Driven by the discourse on climate change and species extinction, the methods of sustainable viticulture are increasingly moving into the public eye.

The loss of biodiversity and global warming are becoming increasingly clear as two of the greatest challenges of our time. Viticulture is not unaffected by these developments either. Highly dependent on soil and weather conditions, extreme phenomena such as heat, drought, storms or hail can result in immense crop failures and thus major losses for winegrowers. In addition, some methods of conventional viticulture are likely to contribute to the progression of the global crisis themselves.

For Collectors Wine World, too, the issue of responsibility in viticulture is playing an increasingly important role.
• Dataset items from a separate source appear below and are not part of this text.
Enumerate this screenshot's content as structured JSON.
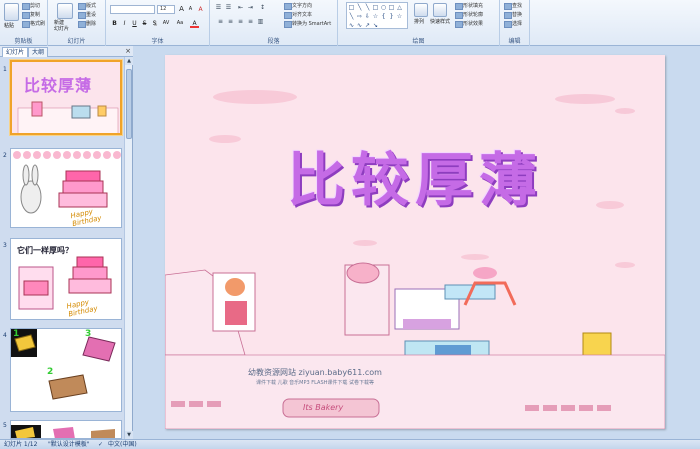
{
  "ribbon": {
    "clipboard": {
      "paste": "粘贴",
      "cut": "剪切",
      "copy": "复制",
      "format_painter": "格式刷",
      "group": "剪贴板"
    },
    "slides": {
      "new_slide": "新建\n幻灯片",
      "layout": "版式",
      "reset": "重设",
      "delete": "删除",
      "group": "幻灯片"
    },
    "font": {
      "font_name": "",
      "font_size": "12",
      "grow": "A",
      "shrink": "A",
      "clear": "A",
      "bold": "B",
      "italic": "I",
      "underline": "U",
      "strike": "S",
      "shadow": "S",
      "spacing": "AV",
      "case": "Aa",
      "color": "A",
      "group": "字体"
    },
    "paragraph": {
      "text_direction": "文字方向",
      "align_text": "对齐文本",
      "smartart": "转换为 SmartArt",
      "group": "段落"
    },
    "drawing": {
      "arrange": "排列",
      "quick_styles": "快速样式",
      "fill": "形状填充",
      "outline": "形状轮廓",
      "effects": "形状效果",
      "group": "绘图"
    },
    "editing": {
      "find": "查找",
      "replace": "替换",
      "select": "选择",
      "group": "编辑"
    }
  },
  "pane": {
    "tabs": [
      "幻灯片",
      "大纲"
    ],
    "close": "×",
    "thumbs": [
      {
        "num": "1",
        "title": "比较厚薄"
      },
      {
        "num": "2",
        "banner": "Happy Birthday"
      },
      {
        "num": "3",
        "question": "它们一样厚吗？",
        "banner": "Happy Birthday"
      },
      {
        "num": "4",
        "labels": [
          "1",
          "3",
          "2"
        ]
      },
      {
        "num": "5"
      }
    ]
  },
  "slide": {
    "title": "比较厚薄",
    "watermark": "幼教资源网站  ziyuan.baby611.com",
    "watermark_sub": "课件下载  儿歌  音乐MP3  FLASH课件下载  试卷下载等",
    "shop_sign": "Its Bakery"
  },
  "status": {
    "slide_count": "幻灯片 1/12",
    "theme": "\"默认设计模板\"",
    "language": "中文(中国)"
  },
  "colors": {
    "title": "#c56be6",
    "slide_bg": "#fce4ec",
    "selected_border": "#f0a32a"
  }
}
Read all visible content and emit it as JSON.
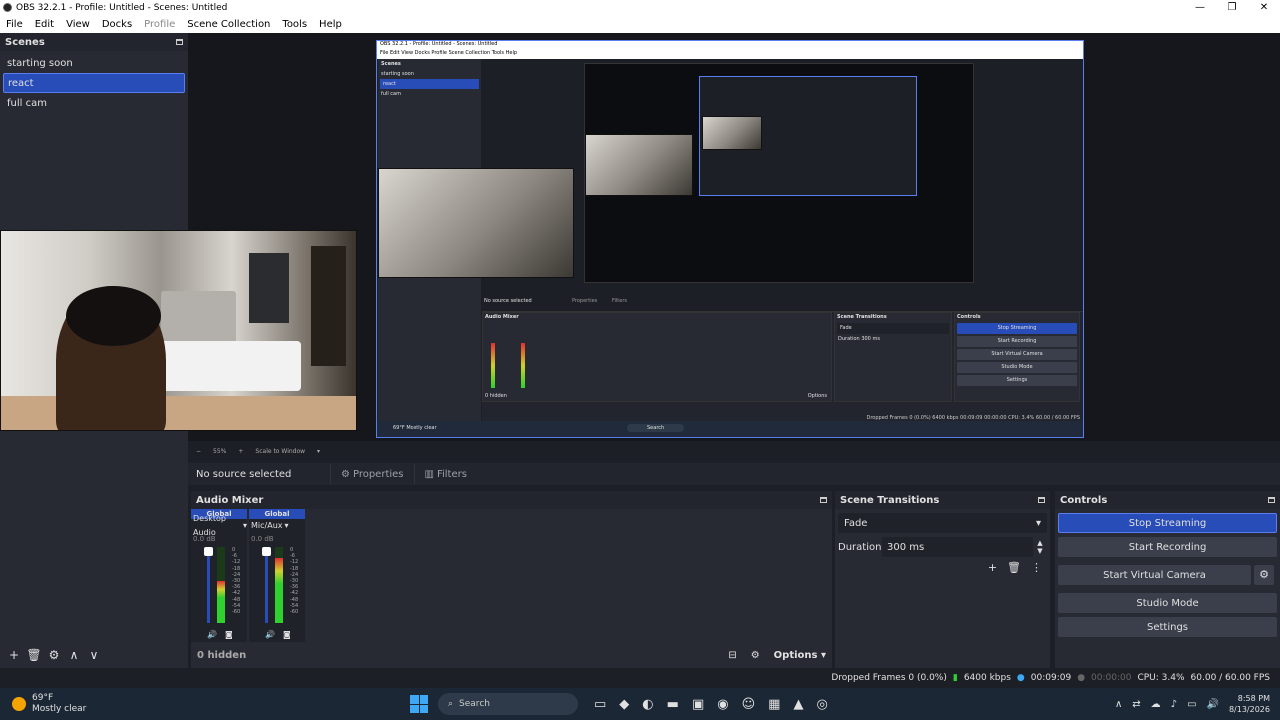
{
  "window": {
    "title": "OBS 32.2.1 - Profile: Untitled - Scenes: Untitled",
    "minimize": "—",
    "maximize": "❐",
    "close": "✕"
  },
  "menu": [
    "File",
    "Edit",
    "View",
    "Docks",
    "Profile",
    "Scene Collection",
    "Tools",
    "Help"
  ],
  "scenes": {
    "title": "Scenes",
    "items": [
      "starting soon",
      "react",
      "full cam"
    ],
    "selected": "react",
    "toolbar": [
      "+",
      "🗑",
      "⚙",
      "∧",
      "∨"
    ]
  },
  "nested_preview": {
    "title": "OBS 32.2.1 - Profile: Untitled - Scenes: Untitled",
    "menu": "File   Edit   View   Docks   Profile   Scene Collection   Tools   Help",
    "scenes_header": "Scenes",
    "scenes": [
      "starting soon",
      "react",
      "full cam"
    ],
    "no_source": "No source selected",
    "properties": "Properties",
    "filters": "Filters",
    "audio_mixer": "Audio Mixer",
    "scene_transitions": "Scene Transitions",
    "controls": "Controls",
    "fade": "Fade",
    "duration": "Duration",
    "duration_value": "300 ms",
    "buttons": [
      "Stop Streaming",
      "Start Recording",
      "Start Virtual Camera",
      "Studio Mode",
      "Settings"
    ],
    "hidden": "0 hidden",
    "options": "Options",
    "status": "Dropped Frames 0 (0.0%)   6400 kbps   00:09:09   00:00:00   CPU: 3.4%   60.00 / 60.00 FPS",
    "weather": "69°F Mostly clear",
    "search": "Search"
  },
  "preview_controls": {
    "zoom": "55%",
    "scale": "Scale to Window"
  },
  "source_bar": {
    "no_source": "No source selected",
    "properties": "Properties",
    "filters": "Filters"
  },
  "audio_mixer": {
    "title": "Audio Mixer",
    "channels": [
      {
        "head": "Global",
        "name": "Desktop Audio",
        "db": "0.0 dB",
        "level": 0.55
      },
      {
        "head": "Global",
        "name": "Mic/Aux",
        "db": "0.0 dB",
        "level": 0.85
      }
    ],
    "scale": [
      "0",
      "-6",
      "-12",
      "-18",
      "-24",
      "-30",
      "-36",
      "-42",
      "-48",
      "-54",
      "-60"
    ],
    "hidden": "0 hidden",
    "options": "Options"
  },
  "transitions": {
    "title": "Scene Transitions",
    "selected": "Fade",
    "duration_label": "Duration",
    "duration_value": "300 ms"
  },
  "controls": {
    "title": "Controls",
    "stop_streaming": "Stop Streaming",
    "start_recording": "Start Recording",
    "start_virtual_camera": "Start Virtual Camera",
    "studio_mode": "Studio Mode",
    "settings": "Settings"
  },
  "status": {
    "dropped": "Dropped Frames 0 (0.0%)",
    "bitrate": "6400 kbps",
    "stream_time": "00:09:09",
    "rec_time": "00:00:00",
    "cpu": "CPU: 3.4%",
    "fps": "60.00 / 60.00 FPS"
  },
  "taskbar": {
    "temp": "69°F",
    "condition": "Mostly clear",
    "search": "Search",
    "time": "8:58 PM",
    "date": "8/13/2026"
  }
}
In order to integrate our community of Family & Friends into the discourse, we will devote the next few weeks to the most important concepts of sustainable wine business.

Climate change and species extinction are boosting interest in sustainable viticulture

With the disappearance of natural habitats due to human intervention, more and more animal and plant species see themselves threatened with extinction. One reason for this decline in biodiversity is the ongoing intensification of agriculture. Under certain conditions, nature can certainly benefit from the cultural activities of man.

The methods of integrated and organic viticulture think about the consequences of agricultural activities for the environment from the outset. In order to protect nature and use its resources sustainably, the issue of biodiversity is therefore actively incorporated into the management of vineyards.

With species-rich vegetation between the rows of vines, additionally sown wild plant species and an overall close-to-nature cultivation method, sustainably thinking winegrowers set themselves the goal of promoting biological diversity in the ecosystem of their vineyards, mitigating the negative effects of monocultures and continuing to produce wines of the highest quality. By exchanging chemical synthetic pesticides and artificial fertilizers for organic fertilizers and plant or mineral preparations for plant protection, they initiate the change from exploitative to cooperative work with nature.

In order to honour precisely these pioneers among winegrowers for their commitment and courage, we have been highlighting environmentally friendly wines in our portfolio with our BEST-IN-WINE seal since 2019.